My new book, Birth of the Geopolitical Age, operates on several registers: as a history of multiple lives whose arcs crossed and crisscrossed through time; at the level of discourse about empire and frontiers. We live in a world created from the outside in, where state-making processes took place on the frontiers. The peripheries became the testing places for the expansion of interventionist state policies. Network theories have gained favor in recent years with the rise of social media. What Facebook and Twitter make visible, however, are the connections that were always present, just as global travel existed long before the invention of trains and airplanes and the adoption of fossil-fuel based economies and trade connected far corners of the world well before people came up with the concept of globalization.

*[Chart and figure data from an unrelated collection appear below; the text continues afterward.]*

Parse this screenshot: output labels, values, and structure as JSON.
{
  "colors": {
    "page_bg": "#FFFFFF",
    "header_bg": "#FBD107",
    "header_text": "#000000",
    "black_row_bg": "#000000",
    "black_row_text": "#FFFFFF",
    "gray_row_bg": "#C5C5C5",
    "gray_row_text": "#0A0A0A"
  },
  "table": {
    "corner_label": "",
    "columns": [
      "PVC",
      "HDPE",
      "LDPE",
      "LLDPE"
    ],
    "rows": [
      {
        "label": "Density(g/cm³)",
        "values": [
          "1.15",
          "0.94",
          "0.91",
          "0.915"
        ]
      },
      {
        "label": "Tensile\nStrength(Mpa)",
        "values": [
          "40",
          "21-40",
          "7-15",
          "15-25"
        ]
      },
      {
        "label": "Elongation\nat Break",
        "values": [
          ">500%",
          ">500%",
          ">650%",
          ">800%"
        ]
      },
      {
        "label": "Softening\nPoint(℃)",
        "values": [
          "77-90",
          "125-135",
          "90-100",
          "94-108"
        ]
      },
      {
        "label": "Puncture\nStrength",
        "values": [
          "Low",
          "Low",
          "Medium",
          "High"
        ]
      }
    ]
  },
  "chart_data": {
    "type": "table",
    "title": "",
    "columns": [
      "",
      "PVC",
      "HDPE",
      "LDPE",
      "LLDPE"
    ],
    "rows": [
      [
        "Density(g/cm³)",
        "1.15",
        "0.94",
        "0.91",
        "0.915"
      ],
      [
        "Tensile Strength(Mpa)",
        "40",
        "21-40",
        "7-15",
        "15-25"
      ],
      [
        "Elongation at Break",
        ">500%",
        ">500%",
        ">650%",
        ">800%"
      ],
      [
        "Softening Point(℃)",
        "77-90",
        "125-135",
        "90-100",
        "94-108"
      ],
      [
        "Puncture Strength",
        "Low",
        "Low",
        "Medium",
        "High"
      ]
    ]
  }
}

Around the year 2000, in the first wave of research on the internet, researchers discovered something interesting and unexpected about the world wide web and its connections: it was not spread out evenly but rather clustered around a few nodes. The internet apparently worked in the same fashion as the underground connections between trees in the whimsically dubbed world wood web. The underground fungal connections, a means of communication between trees, were not evenly spread out. Instead, a few old-growth anchor trees functioned as important hubs for an entire forested area. The mysteries of human history and the circulation of knowledge mimic the ways of subterranean mycelial networks. I have adapted these insights from network and mushroom science to a historical narrative to break away from a purely chronological narrative of the nineteenth and twentieth centuries. Each chapter is based on the concept of a hub – points in time and space, both physical and conceptual, at which an entangled web of individual lives and events intersected and then diverged. Chapter 1, for examples, begins with the year 1852, a date that does not seem to occupy any place of prominence for historians but was a point of intersection for a variety of figures from Commodore Perry and Horace Capron in the United States to Zuo Zongtang in China. By the mid-nineteenth century, the forces of capitalism had penetrated to the far corners of the world and underlay growing global turmoil.
Additional Readings:
Albert-Laszlo Barabsi, Linked: How everything is connected to everything else and what it means for business, science, and everyday life (Basic Books, 2004).
Anna Lowenhaupt Tsing, The Mushroom at the End of the World: on the Possibility of Life in Capitalist Ruins (Princeton, New Jersey: Princeton University Press, 2015).
Merlin Sheldrake, Entangled Life (New York: Random House, 2020).